====== Tutorial 12 - Read alignment ======
In this tutorial, we will practice read alignment methods. First, we will review the FM-index used for short-read mapping. Then, we will introduce the BWA algorithm for short-read alignment that operates with this index. The output of BWA will be analyzed using samtools and subsequently used for variant calling.

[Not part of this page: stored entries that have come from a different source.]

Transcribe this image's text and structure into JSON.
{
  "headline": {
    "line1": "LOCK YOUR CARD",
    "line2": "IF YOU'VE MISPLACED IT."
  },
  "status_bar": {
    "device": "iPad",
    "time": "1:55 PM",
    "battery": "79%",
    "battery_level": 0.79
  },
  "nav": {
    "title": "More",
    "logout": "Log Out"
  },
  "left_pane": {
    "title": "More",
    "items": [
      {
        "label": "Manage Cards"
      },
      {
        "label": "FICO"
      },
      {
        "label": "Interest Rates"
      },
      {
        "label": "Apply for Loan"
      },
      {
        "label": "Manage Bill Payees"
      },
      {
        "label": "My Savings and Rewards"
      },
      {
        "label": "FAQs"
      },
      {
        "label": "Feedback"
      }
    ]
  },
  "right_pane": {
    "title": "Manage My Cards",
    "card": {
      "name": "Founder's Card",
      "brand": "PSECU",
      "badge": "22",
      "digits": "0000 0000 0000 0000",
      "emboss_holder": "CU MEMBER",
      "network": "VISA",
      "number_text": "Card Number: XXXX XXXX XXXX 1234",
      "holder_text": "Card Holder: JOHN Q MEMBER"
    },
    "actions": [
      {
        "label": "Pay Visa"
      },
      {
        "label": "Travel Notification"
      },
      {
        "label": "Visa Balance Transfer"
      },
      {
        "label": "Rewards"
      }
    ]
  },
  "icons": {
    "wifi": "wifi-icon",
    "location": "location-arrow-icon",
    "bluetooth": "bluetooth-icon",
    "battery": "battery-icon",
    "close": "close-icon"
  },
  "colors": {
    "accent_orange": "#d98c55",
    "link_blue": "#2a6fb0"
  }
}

===== FM-index, a simple example =====
/** the solution is available in: fm_index_solved_example.pdf **/
- Consider the following DNA sequence: $\mathtt{AGAAGA}$.
- Build the FM-index for this sequence.
- Use it to search for pattern $\mathtt{AGA}$ (available).
- Use it to search for pattern $\mathtt{GGA}$ (unavailable).
===== Read alignment =====
BWA is a fast and efficient algorithm for aligning short DNA sequencing reads to a reference genome, using the FM-index for memory-efficient mapping. Samtools is a suite of tools for manipulating and analyzing alignment files in SAM/BAM format, including sorting, indexing, and extracting reads. Bcftools is used to call and process genetic variants from alignment data, enabling variant filtering, annotation, and summarization.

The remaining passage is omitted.